A surprising amount of thinking and research went into that decision. Or rather, a lot of research went in to helping someone else arrive at the best possible decision for his next computer. And having convinced him that the right choice was an iMac, I found I had very little counter-argument when it came to purchasing a new home desktop machine.
My father-in-law turned 80 in April. For more than a year he had been struggling with a home computer that seemed to soak up all of his time, and my time whenever I visited, reclaiming lost files and resolving issues. In short, he was no longer having fun. Of course some people find their fun in constantly tinkering with the innards of their operating system. He is not that sort of person. He had attempted to upgrade a perfectly serviceable XP machine to Vista. That was a mistake. Despite adding extra RAM he was left with an extremely sluggish machine and a mess of documents, pictures and other files shifted to places he knew not where. His computer was now taking up increasing amounts of his time and he was becoming less and less productive. It was time for a change.

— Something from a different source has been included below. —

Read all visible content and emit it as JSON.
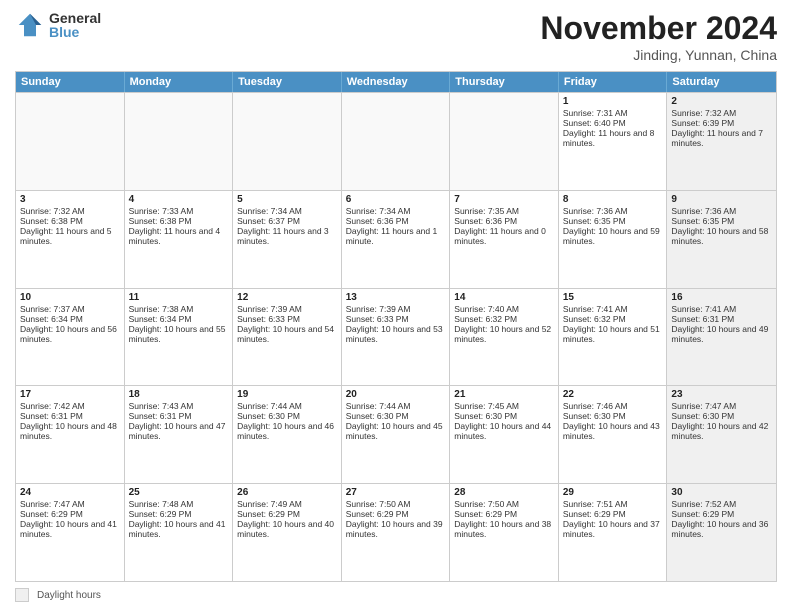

He decided that he would buy himself an 80th birthday present – a new computer that would liberate him from the morass his computing had fallen into. He began by exploring new Windows 7 machines and was, for a time, enchanted by the idea of a touch-screen HP desktop. However, before making a purchase he decided to ask my advice (which, regrettably, he had not done prior to his XP to Vista disaster). And so I set about exploring the options.
I decided to concentrate upon his computing experience. What did he most dislike? What did he most enjoy? One of the things he appreciates is elegant, functional design. A well-engineered machine can be in itself a beautiful object. Like a high-end BMW or Audi, a good computer (and operating system) should get out of the way of the experiences you hope to have using it. His computing needs, in effect, were simple: email, some Internet surfing, word processing, a handy collection of photos of his family, one or two solitary games, and possibly some VOIP (probably Skype) to keep in touch with distant family. There are lots of machines that could meet these computing needs. But what would transform his experience? What would, for him, make computing fun again?
I recommended the 21-inch Apple iMac.
He had not even considered a mac until then. He had successfully taught himself to use Windows computers from 3.1 to Vista and didn’t immediately see that he could step away from that paradigm at this point without a huge change cost. When he went to see his local Apple dealer, however, he fell in love with the iMac almost immediately.
And he has been delighted with it ever since.
Somewhat to my surprise I discovered that in convincing him that the iMac was right for his needs I also convinced myself that it was right for me. And I too have been delighted with it ever since we got it. So much so that it seems like it has always been here. Or maybe it is that, because it doesn’t require constant attention, I forget about the device and have simply got on with having fun again. And that seems like a good page to have turned.